Autumn leaves crunch underfoot as a friend and I walk along a favorite trail through the woods. As I take in the fading greens and rich reds and russets and sharp blues of the marsh on a clear bright day, I breathe in the fresh air, stress slides off of me, cares and the persistent ‘to do’ list are forgotten. I’m filled with gratitude. We live in a beautiful, special place. I’m glad our town had the foresight to protect this patch of land for everyone to enjoy. On my way home, I stop at a farm stand and catch a glimpse of the farmer. As the growing season comes to an end, she takes a solo walk through her fields to give thanks for the harvest and the bounty that feeds her family and her community.

The gardens at the Hillcrest neighborhood, Blue Point Congregational Church, and St. Nicholas Church kept on producing this season well into October, maintained by volunteer gardeners. A neighbor stopped by the pantry with several heavy totes of luscious apples to share; he told me this year was a bountiful harvest and he was glad the pantry could take them. Another gardener brought bunches of nasturtium and dahlias tucked in with the other late blooming flowers – a welcome treat! The last of lush tomatoes from the garden at Blue Point were gratefully accepted, too.

Earlier this year Project GRACE earned a competitive grant from the AARP Foundation to expand the community garden in the Hillcrest neighborhood. The Lumbery in Cape Elizabeth built the new boxes from sustainably harvested Maine lumber. The Desfosses family put up the fence to keep the critters out, spread some chips to keep weeds at bay between the plots, and provided water to irrigate the plots. Benson’s Farm made the 12+ yards of rich organic compost that Jordan’s Farm delivered. Three college students had time — and energy! — to move it into the beds.

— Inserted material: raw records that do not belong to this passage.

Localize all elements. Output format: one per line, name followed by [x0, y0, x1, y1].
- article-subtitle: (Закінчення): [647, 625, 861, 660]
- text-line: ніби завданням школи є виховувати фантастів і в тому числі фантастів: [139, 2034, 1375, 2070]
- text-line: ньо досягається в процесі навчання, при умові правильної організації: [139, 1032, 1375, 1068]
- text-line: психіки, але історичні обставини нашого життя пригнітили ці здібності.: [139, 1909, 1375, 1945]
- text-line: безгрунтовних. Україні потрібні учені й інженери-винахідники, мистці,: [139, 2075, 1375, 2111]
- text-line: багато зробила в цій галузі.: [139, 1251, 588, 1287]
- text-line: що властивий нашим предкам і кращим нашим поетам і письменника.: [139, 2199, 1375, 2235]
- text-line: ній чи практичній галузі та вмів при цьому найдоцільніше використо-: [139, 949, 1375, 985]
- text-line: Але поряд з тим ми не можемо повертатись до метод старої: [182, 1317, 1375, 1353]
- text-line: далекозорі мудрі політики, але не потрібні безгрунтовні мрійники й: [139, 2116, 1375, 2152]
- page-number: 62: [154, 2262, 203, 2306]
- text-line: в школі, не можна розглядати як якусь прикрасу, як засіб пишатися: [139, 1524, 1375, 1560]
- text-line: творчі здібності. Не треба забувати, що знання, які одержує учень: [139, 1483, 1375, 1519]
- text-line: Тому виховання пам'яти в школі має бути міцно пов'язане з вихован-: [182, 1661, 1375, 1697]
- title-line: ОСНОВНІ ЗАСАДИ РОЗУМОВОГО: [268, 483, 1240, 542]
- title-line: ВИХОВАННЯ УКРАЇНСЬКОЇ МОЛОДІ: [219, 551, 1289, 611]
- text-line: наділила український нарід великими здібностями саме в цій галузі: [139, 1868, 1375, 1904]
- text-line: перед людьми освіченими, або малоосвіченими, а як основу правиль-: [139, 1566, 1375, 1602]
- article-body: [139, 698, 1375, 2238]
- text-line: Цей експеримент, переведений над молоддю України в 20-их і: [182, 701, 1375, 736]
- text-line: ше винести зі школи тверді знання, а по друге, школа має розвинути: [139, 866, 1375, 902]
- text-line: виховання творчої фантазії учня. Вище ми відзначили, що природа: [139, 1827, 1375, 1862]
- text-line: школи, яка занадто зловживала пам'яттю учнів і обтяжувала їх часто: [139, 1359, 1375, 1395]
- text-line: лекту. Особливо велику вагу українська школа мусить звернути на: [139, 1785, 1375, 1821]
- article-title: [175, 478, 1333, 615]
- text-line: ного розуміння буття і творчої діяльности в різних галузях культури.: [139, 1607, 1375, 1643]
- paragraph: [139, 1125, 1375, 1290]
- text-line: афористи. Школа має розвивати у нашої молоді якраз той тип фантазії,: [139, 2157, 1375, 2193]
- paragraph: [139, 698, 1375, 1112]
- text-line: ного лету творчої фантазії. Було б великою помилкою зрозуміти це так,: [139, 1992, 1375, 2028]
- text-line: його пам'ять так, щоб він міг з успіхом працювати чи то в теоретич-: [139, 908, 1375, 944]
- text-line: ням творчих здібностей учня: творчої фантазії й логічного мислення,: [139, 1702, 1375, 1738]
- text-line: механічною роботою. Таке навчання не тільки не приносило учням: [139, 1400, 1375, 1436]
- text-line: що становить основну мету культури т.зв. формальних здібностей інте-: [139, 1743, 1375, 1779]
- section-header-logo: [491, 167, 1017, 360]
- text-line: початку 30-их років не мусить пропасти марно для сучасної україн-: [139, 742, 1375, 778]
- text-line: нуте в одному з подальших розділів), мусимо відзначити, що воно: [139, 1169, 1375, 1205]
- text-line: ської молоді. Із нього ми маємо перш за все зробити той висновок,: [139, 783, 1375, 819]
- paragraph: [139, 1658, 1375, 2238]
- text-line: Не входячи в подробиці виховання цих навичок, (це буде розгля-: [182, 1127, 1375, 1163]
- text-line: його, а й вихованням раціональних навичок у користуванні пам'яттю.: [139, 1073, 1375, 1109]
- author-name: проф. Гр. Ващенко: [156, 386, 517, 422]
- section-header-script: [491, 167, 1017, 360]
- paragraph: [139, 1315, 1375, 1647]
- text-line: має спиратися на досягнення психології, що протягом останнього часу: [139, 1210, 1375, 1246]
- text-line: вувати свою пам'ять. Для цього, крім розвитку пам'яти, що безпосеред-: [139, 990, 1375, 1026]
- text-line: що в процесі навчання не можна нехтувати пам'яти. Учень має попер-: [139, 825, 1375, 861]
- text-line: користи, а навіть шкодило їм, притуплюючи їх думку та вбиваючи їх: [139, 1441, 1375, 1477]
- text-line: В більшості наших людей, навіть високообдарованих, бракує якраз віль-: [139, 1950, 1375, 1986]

Volunteers at Hillcrest garden for themselves and their families, and for the food pantry, often lending a hand to their fellow gardeners.

We also appreciate all who donate to our ‘fixings’ food drive for our friends at the Scarborough Food Pantry. Every year the Kiwanis Club donates turkeys to the pantry and we host a food drive to gather the traditional ‘sides and fixings’ like cranberry sauce and gravy and stuffing and instant mashed potatoes. This year the Scarborough Library volunteered to put out a convenient collection box so we could collect donations through November. A recent gift from West Scarborough United Methodist Church also allowed us to purchase what’s needed and help our neighbors with the essentials when times are difficult. A whole lot of gratitude for many helping hands!

Meanwhile, donations to help us purchase what’s needed are coming in online or by mail from friends like the West Scarborough United Methodist Church, who gave us an extra big gift this year to enable us to help our neighbors with food, fuel assistance, and the essentials to make tight budgets stretch a bit further.

We’re pleased to be working with our friends and neighbors to help us all keep a little warmer this heating season. We’re co-hosting a workshop on Nov. 19 at the Library for tips on how to snug up a drafty home to keep more heat in and more money in our pockets. A generous grant from the Prouts Neck Association and the AARP allows us to buy some basic DIY supplies like foam gaskets, window plastic, and weatherization tape. Biddeford Savings is chipping in totes, and our local ACE Hardware will make our precious grant dollars go further by helping us place a special order for more supplies. Rick, who serves on the Sustainability Committee, will bring the new Efficiency Maine tips booklet, info about rebates, and LED lightbulbs.

We are thankful for the bounty on our tables and the beloved friends and family gathered round to celebrate Thanksgiving. Soon we’ll see the giving trees popping up all over town (Big 20, Inn by the Sea, and Infinity Credit Union), overflowing with toys, socks, hats and mittens, and special wishes. Our ‘elves’ and ‘Santas helpers’ (community and Public Safety volunteers) are happy to pitch in to make sure kids in our town have a merrier holiday.

As we savor the time we have with those we love, we also give, a little or a lot, whatever we can of our time and dollars, so that others do not want. We are all glad to be part of something bigger, to play a part in creating and sustaining a compassionate community. As we practice mindful gratitude, paying attention to what’s making us happy and what’s making other people happy, too, I’d be curious to know what you’re grateful for. (Email or send a card to PO Box 6846, Scarborough ME 04070). Is there a Guinness Book of World Records for longest list of moments of gratitude? I bet Scarborough could win the title with ease!

We extend the warmest of wishes to all our neighbors, with the greatest of gratitude for the love and caring that shines so brightly now and throughout the year.